Les tensions entre Londres et Washington restent non résolues. Bien que Starmer n’ait pas parlé au président Trump depuis l’annonce des tarifs, le Premier ministre a rejeté l’affirmation du chef américain selon laquelle le Royaume-Uni était «très satisfait» du tarif de référence à 10%.

“Personne ne prétend que les tarifs sont une bonne nouvelle”, a déclaré Starmer.

Dimanche, Starmer a tenu des appels avec le Premier ministre canadien Mark Carney, la présidente de la Commission européenne Ursula von der Leyen et les dirigeants allemands Olaf Scholz et Friedrich Merz, soulignant la nécessité d’une diplomatie coordonnée pour stabiliser le commerce mondial.

Malgré les premiers signes de division interne à Washington – avec le secrétaire du Commerce, Howard Lutnick, défendant même les tarifs sur les îles inhabitées, et Elon Musk, qui fait maintenant partie du département d’efficacité du gouvernement de Trump, appelant à des tarifs zéro – Starmer a clairement indiqué que sa stratégie commerciale sera régie par l’intérêt national, et non sur les tarifs politiques.

“Je ne signerai que les accords, avec les États-Unis ou quiconque, qui sont dans nos intérêts nationaux”, a-t-il déclaré.

Alors que la poussière s’installe sur la dernière volée de la guerre mondiale du commerce, la stratégie verte recalibrée du Premier ministre vise à équilibrer l’ambition environnementale avec le pragmatisme industriel, garantissant que la transition de la Grande-Bretagne vers les véhicules électriques est à la fois commercialement viable et compétitive à l’échelle mondiale.


Jamie Young

Jamie Young

Jamie est journaliste principal chez Business Matters, apportant plus d’une décennie d’expérience dans les rapports commerciaux des PME britanniques.
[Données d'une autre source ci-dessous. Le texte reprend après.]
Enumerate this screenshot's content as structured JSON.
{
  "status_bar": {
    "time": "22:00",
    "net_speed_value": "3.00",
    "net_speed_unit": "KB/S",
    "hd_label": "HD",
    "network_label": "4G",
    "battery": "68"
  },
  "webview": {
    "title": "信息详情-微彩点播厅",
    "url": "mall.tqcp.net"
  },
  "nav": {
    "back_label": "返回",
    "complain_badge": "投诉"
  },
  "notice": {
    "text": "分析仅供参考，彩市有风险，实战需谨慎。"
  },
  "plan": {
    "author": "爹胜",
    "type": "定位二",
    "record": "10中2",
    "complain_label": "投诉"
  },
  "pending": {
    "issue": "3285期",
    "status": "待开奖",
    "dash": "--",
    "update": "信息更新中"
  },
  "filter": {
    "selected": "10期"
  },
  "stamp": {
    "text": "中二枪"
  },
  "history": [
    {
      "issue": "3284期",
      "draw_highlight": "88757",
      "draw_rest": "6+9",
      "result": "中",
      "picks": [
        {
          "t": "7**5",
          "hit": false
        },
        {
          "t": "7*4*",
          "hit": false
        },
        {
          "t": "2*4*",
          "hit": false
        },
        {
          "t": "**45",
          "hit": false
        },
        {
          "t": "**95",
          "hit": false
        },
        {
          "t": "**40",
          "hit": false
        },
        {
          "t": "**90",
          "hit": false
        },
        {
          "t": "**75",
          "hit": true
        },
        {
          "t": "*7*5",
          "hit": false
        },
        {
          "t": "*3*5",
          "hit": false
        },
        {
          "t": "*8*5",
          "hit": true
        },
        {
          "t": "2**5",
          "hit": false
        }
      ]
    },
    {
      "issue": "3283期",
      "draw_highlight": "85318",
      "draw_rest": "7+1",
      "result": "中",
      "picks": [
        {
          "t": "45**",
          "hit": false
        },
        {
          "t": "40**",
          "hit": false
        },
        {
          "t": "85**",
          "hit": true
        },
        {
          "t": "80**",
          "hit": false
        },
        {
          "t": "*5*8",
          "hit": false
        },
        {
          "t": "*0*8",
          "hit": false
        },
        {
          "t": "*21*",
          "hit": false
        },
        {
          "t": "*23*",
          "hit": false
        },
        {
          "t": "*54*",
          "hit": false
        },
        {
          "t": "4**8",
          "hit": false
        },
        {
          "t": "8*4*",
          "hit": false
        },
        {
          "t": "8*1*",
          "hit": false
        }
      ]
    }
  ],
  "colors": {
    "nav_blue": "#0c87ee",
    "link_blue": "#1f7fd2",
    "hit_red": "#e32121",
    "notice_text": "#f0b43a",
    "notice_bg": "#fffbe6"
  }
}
Jamie est titulaire d’un diplôme en administration des affaires et participe régulièrement aux conférences et ateliers de l’industrie. Lorsqu’il ne fait pas rapport sur les derniers développements commerciaux, Jamie est passionné par le mentorat de journalistes et d’entrepreneurs émergents pour inspirer la prochaine génération de chefs d’entreprise.